Certaines catégories restent cependant exclues : personnes souffrant de maladies graves, dossiers de surendettement… Les conditions de souscription varient selon les compagnies, d’où l’intérêt de comparer et de se renseigner précisément.
Quelles garanties pour une assurance emprunteur ?
Les contrats proposés par les assureurs emprunteur couvrent plusieurs risques, pour s’adapter aux besoins de chacun. Voici les principales garanties à connaître :
- Garantie décès : elle prévoit le remboursement total ou partiel du capital restant dû si l’emprunteur disparaît avant la fin du prêt. Les proches n’auront pas à supporter cette charge dans une période déjà éprouvante.

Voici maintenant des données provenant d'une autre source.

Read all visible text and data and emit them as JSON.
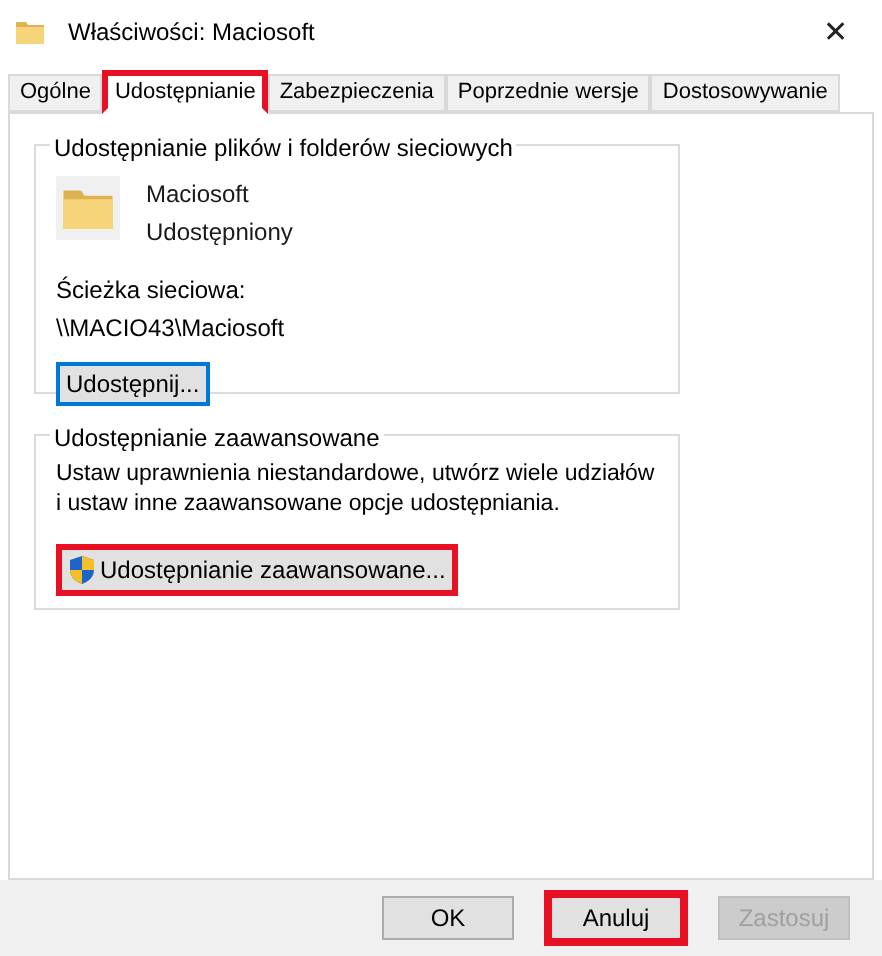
{
  "window": {
    "title": "Właściwości: Maciosoft",
    "close": "✕"
  },
  "tabs": [
    {
      "label": "Ogólne",
      "selected": false,
      "highlighted": false
    },
    {
      "label": "Udostępnianie",
      "selected": true,
      "highlighted": true
    },
    {
      "label": "Zabezpieczenia",
      "selected": false,
      "highlighted": false
    },
    {
      "label": "Poprzednie wersje",
      "selected": false,
      "highlighted": false
    },
    {
      "label": "Dostosowywanie",
      "selected": false,
      "highlighted": false
    }
  ],
  "file_sharing": {
    "title": "Udostępnianie plików i folderów sieciowych",
    "name": "Maciosoft",
    "status": "Udostępniony",
    "path_label": "Ścieżka sieciowa:",
    "path": "\\\\MACIO43\\Maciosoft",
    "button": {
      "label": "Udostępnij...",
      "focused": true,
      "highlighted": false
    }
  },
  "advanced_sharing": {
    "title": "Udostępnianie zaawansowane",
    "description": "Ustaw uprawnienia niestandardowe, utwórz wiele udziałów i ustaw inne zaawansowane opcje udostępniania.",
    "button": {
      "label": "Udostępnianie zaawansowane...",
      "highlighted": true
    }
  },
  "buttons": [
    {
      "label": "OK",
      "disabled": false,
      "highlighted": false
    },
    {
      "label": "Anuluj",
      "disabled": false,
      "highlighted": true
    },
    {
      "label": "Zastosuj",
      "disabled": true,
      "highlighted": false
    }
  ]
}
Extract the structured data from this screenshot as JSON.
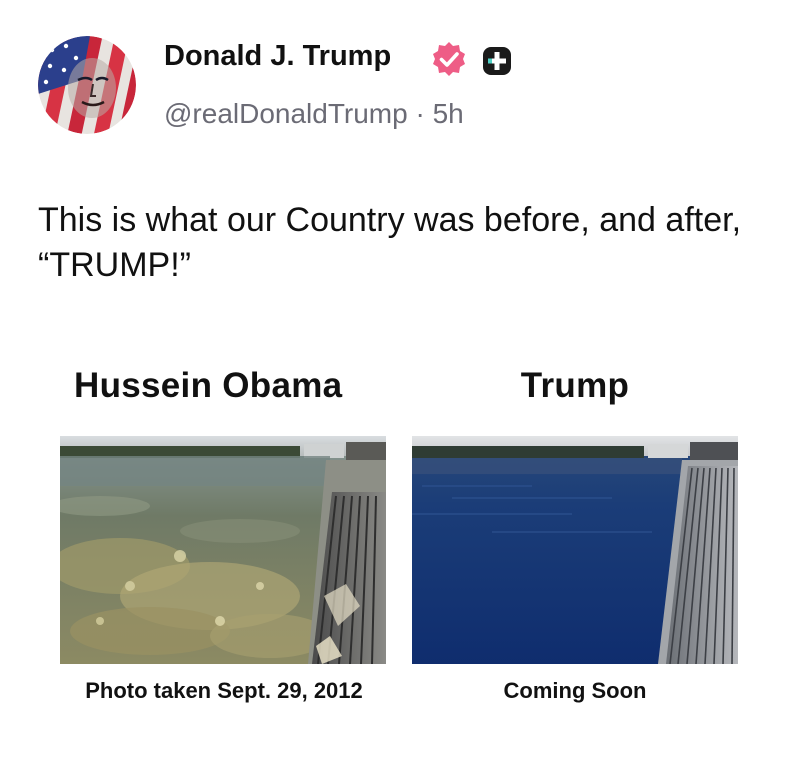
{
  "post": {
    "author": {
      "name": "Donald J. Trump",
      "handle": "@realDonaldTrump",
      "separator": "·",
      "time": "5h"
    },
    "text": "This is what our Country was before, and after, “TRUMP!”"
  },
  "meme": {
    "left": {
      "heading": "Hussein Obama",
      "caption": "Photo taken Sept. 29, 2012"
    },
    "right": {
      "heading": "Trump",
      "caption": "Coming Soon"
    }
  },
  "colors": {
    "verified_badge": "#ee5d86",
    "plus_badge": "#1a1a1a",
    "handle_text": "#6b6b75",
    "clear_water": "#1b3d78",
    "murky_water": "#6f7a66"
  },
  "icons": {
    "verified": "verified-badge-icon",
    "plus": "plus-badge-icon"
  }
}
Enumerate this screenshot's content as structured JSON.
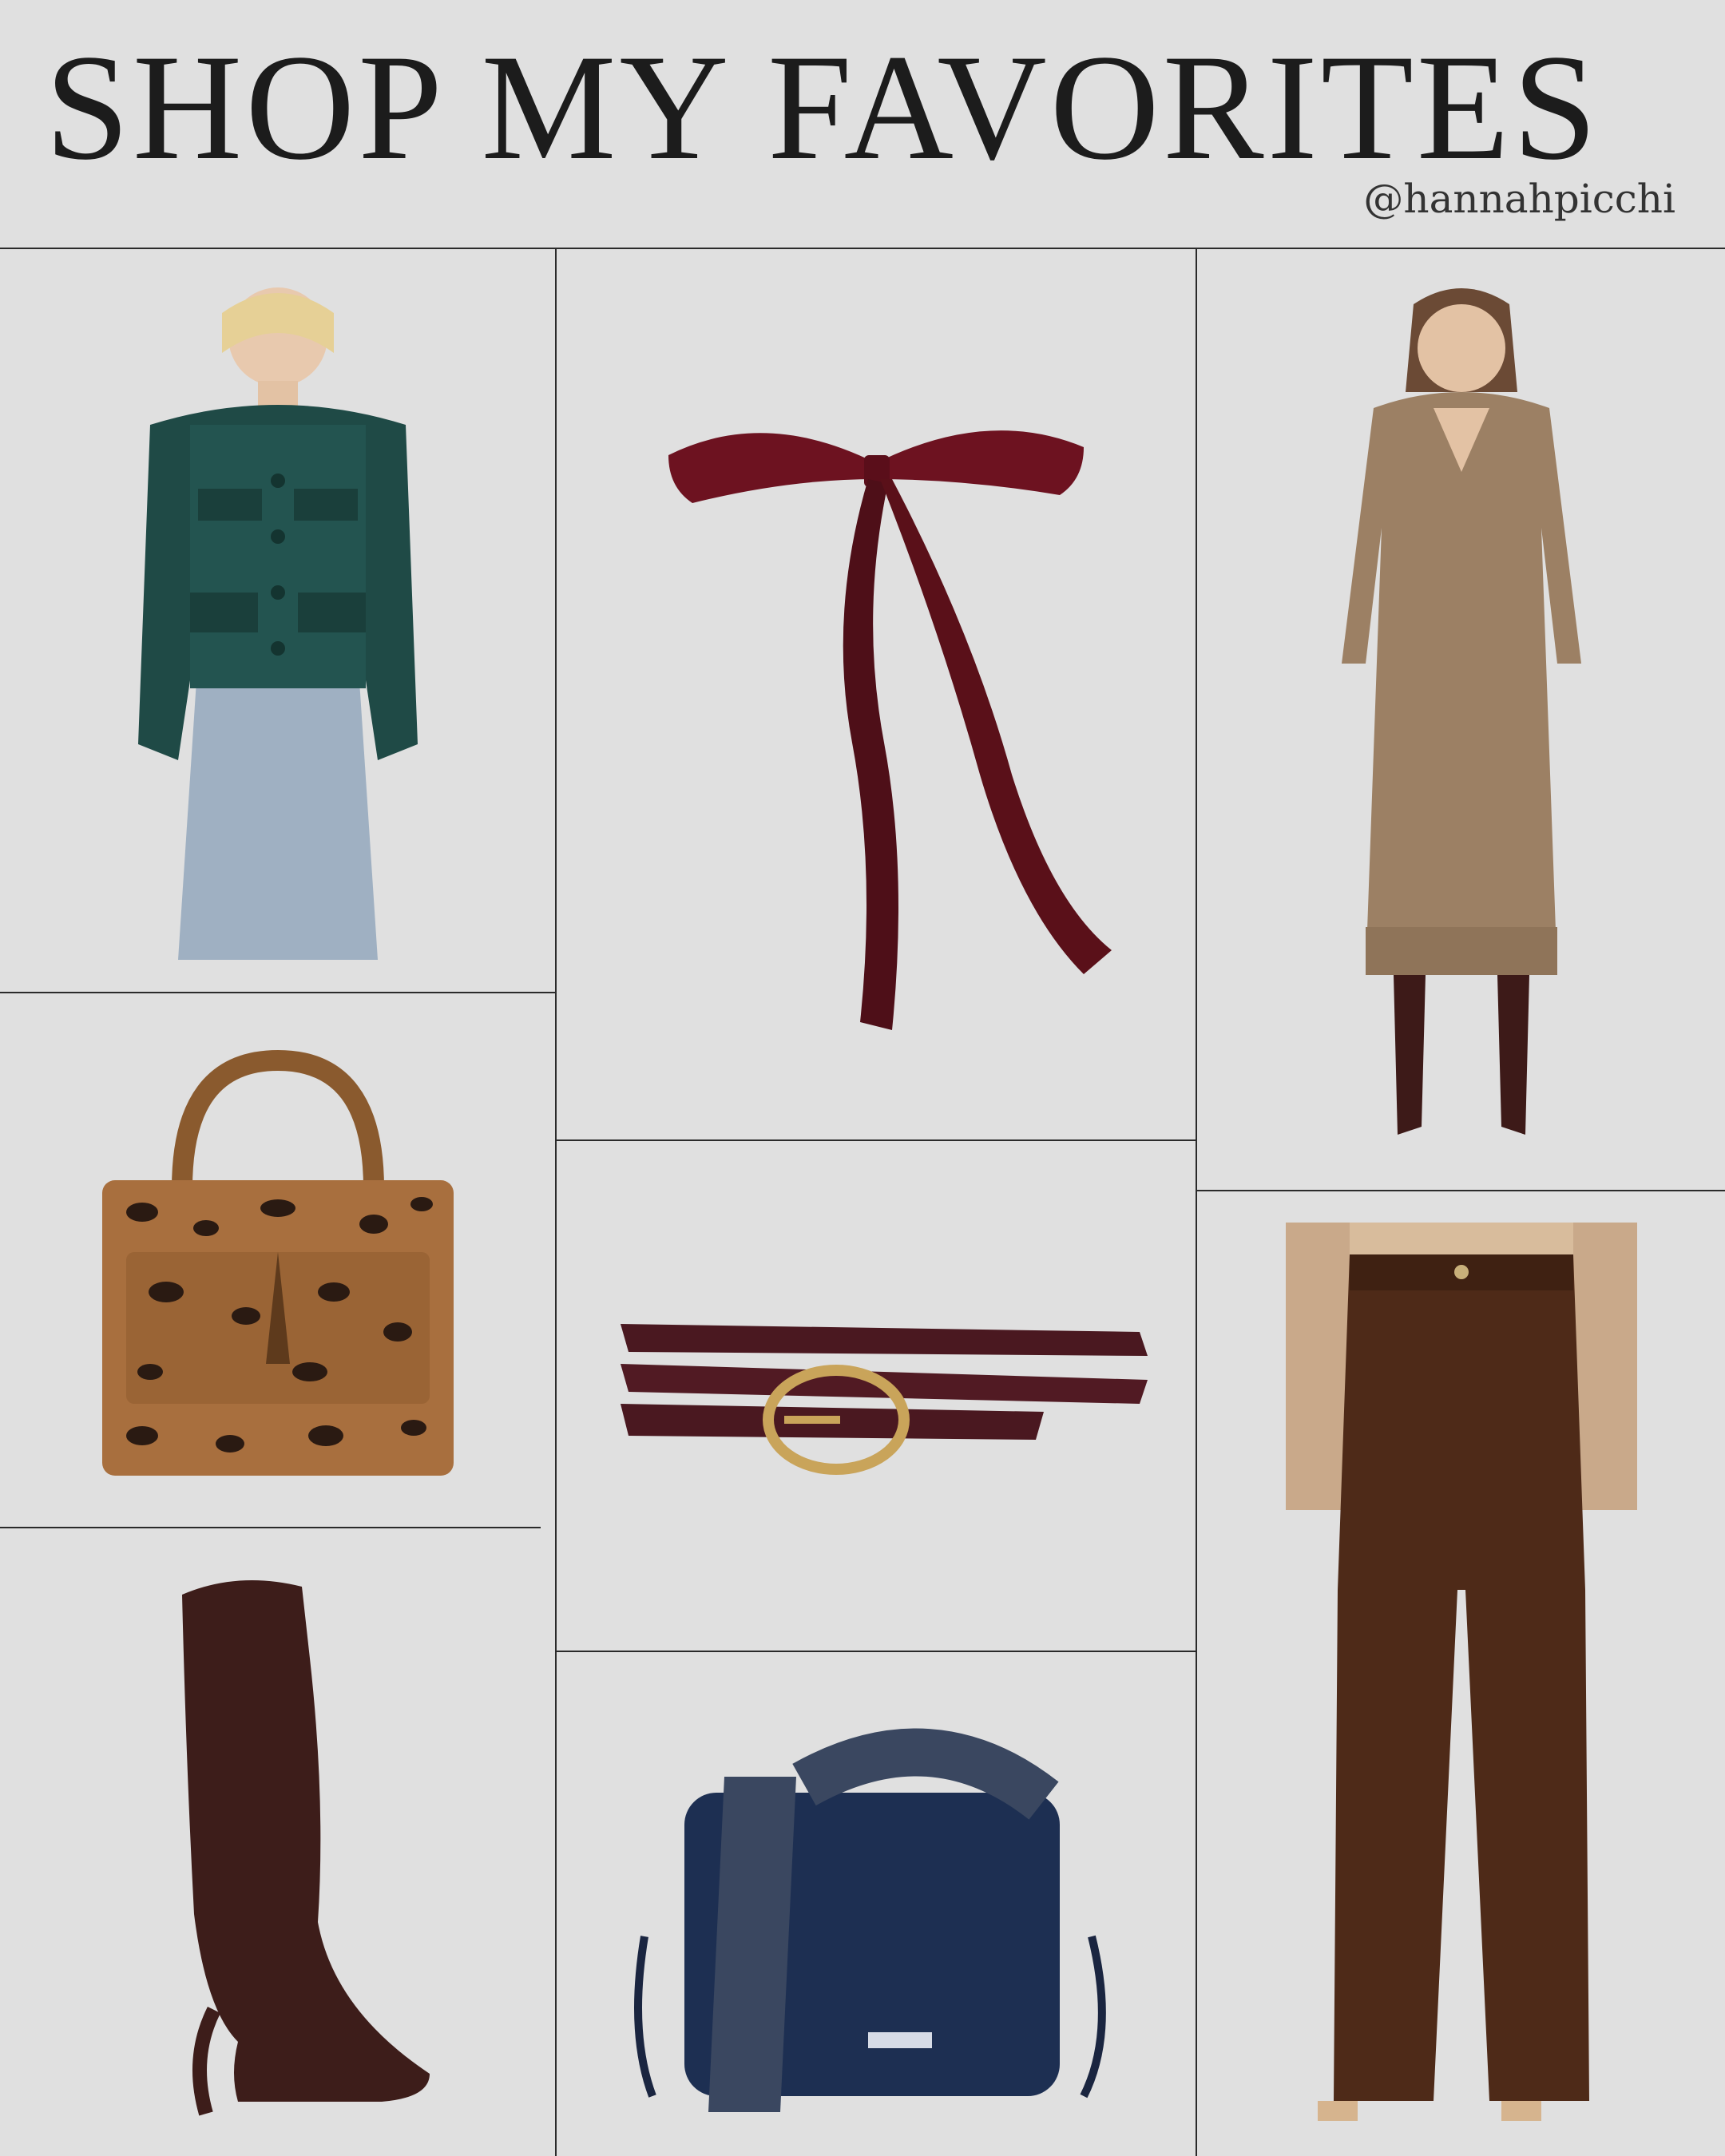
{
  "header": {
    "title": "SHOP MY FAVORITES",
    "handle": "@hannahpicchi"
  },
  "products": [
    {
      "name": "Green tweed cropped jacket",
      "color": "#1f4a46"
    },
    {
      "name": "Burgundy velvet hair bow",
      "color": "#6d1220"
    },
    {
      "name": "Camel knit sweater dress",
      "color": "#9c8064"
    },
    {
      "name": "Leopard print top handle bag",
      "color": "#8a5a2e"
    },
    {
      "name": "Burgundy croc-effect belt",
      "color": "#4a1820"
    },
    {
      "name": "Brown corduroy flare pants",
      "color": "#4e2a18"
    },
    {
      "name": "Brown suede knee-high boot",
      "color": "#3d1d1a"
    },
    {
      "name": "Navy crossbody camera bag",
      "color": "#1d2f52"
    }
  ],
  "colors": {
    "background": "#e0e0e0",
    "lines": "#2b2b2b"
  }
}
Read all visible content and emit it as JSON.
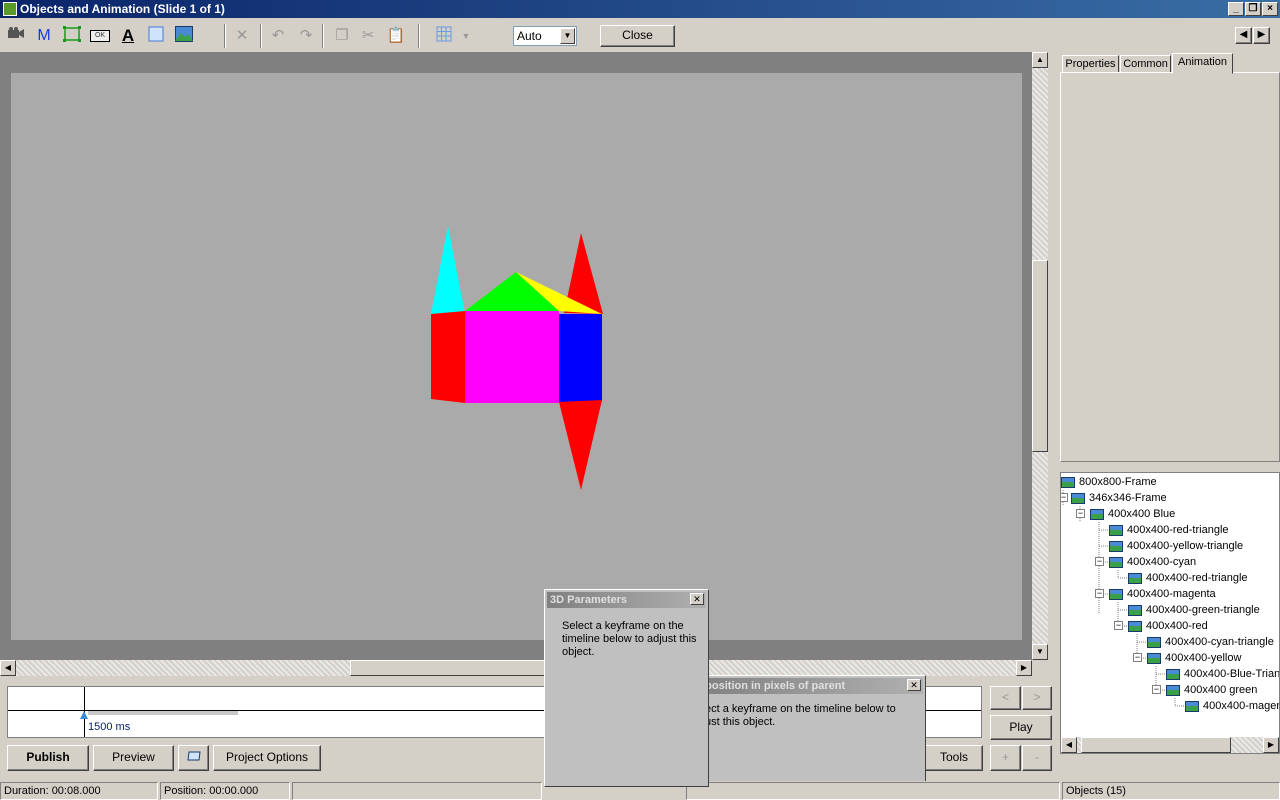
{
  "window": {
    "title": "Objects and Animation  (Slide 1 of 1)"
  },
  "toolbar": {
    "icons": [
      "camera-icon",
      "m-icon",
      "rectangle-select-icon",
      "ok-button-icon",
      "text-icon",
      "rectangle-icon",
      "image-icon",
      "delete-icon",
      "undo-icon",
      "redo-icon",
      "copy-icon",
      "cut-icon",
      "paste-icon",
      "grid-icon"
    ],
    "m_label": "M",
    "ok_label": "OK",
    "text_label": "A",
    "zoom_value": "Auto",
    "close_label": "Close"
  },
  "canvas": {
    "shape_colors": {
      "red": "#ff0000",
      "magenta": "#ff00ff",
      "blue": "#0000ff",
      "cyan": "#00ffff",
      "green": "#00ff00",
      "yellow": "#ffff00",
      "stage": "#aaaaaa"
    }
  },
  "tabs": [
    "Properties",
    "Common",
    "Animation"
  ],
  "active_tab": "Animation",
  "tree": [
    {
      "label": "800x800-Frame"
    },
    {
      "label": "346x346-Frame"
    },
    {
      "label": "400x400 Blue"
    },
    {
      "label": "400x400-red-triangle"
    },
    {
      "label": "400x400-yellow-triangle"
    },
    {
      "label": "400x400-cyan"
    },
    {
      "label": "400x400-red-triangle"
    },
    {
      "label": "400x400-magenta"
    },
    {
      "label": "400x400-green-triangle"
    },
    {
      "label": "400x400-red"
    },
    {
      "label": "400x400-cyan-triangle"
    },
    {
      "label": "400x400-yellow"
    },
    {
      "label": "400x400-Blue-Trian"
    },
    {
      "label": "400x400 green"
    },
    {
      "label": "400x400-mager"
    }
  ],
  "timeline": {
    "marker_label": "1500 ms"
  },
  "bottom": {
    "publish": "Publish",
    "preview": "Preview",
    "project_options": "Project Options",
    "tools": "Tools",
    "play": "Play",
    "prev": "<",
    "next": ">",
    "plus": "+",
    "minus": "-"
  },
  "dialogs": {
    "params": {
      "title": "3D Parameters",
      "text": "Select a keyframe on the timeline below to adjust this object."
    },
    "position": {
      "title": "e/position in pixels of parent",
      "line1": "ect a keyframe on the timeline below to",
      "line2": "ust this object."
    }
  },
  "status": {
    "duration": "Duration:  00:08.000",
    "position": "Position:  00:00.000",
    "objects": "Objects (15)"
  }
}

- Garantie invalidité permanente totale (IPT) : si l’emprunteur ne peut plus exercer d’activité professionnelle rémunérée à la suite d’un accident ou d’une maladie, l’assurance prend le relais en versant une rente ou en remboursant tout ou partie du prêt.
- Garantie incapacité temporaire de travail (ITT) : en cas d’arrêt de travail temporaire, consécutif à une maladie ou un accident, l’assurance prend en charge le paiement des mensualités pendant la durée de l’incapacité, après un délai de carence contractuel.
- Garantie perte d’emploi (PDE) : si l’emprunteur perd son emploi à la suite d’un licenciement, cette garantie prévoit la prise en charge, totale ou partielle, des échéances sur une période définie, selon les conditions du contrat.
Les modalités d’application de ces protections varient d’un assureur à l’autre. Les exclusions, franchises et délais de carence ne sont pas uniformes. C’est pourquoi il est judicieux de décrypter chaque offre, de comparer les conditions, et de s’assurer que les garanties souscrites répondent bien à ses attentes réelles.
Prendre le temps de choisir une assurance emprunteur adaptée, c’est s’offrir la tranquillité d’esprit. Un contrat bien choisi, c’est la certitude que même face à l’imprévu, les projets et les proches restent protégés. Les détails font la différence ; à chacun de les examiner avant d’apposer sa signature.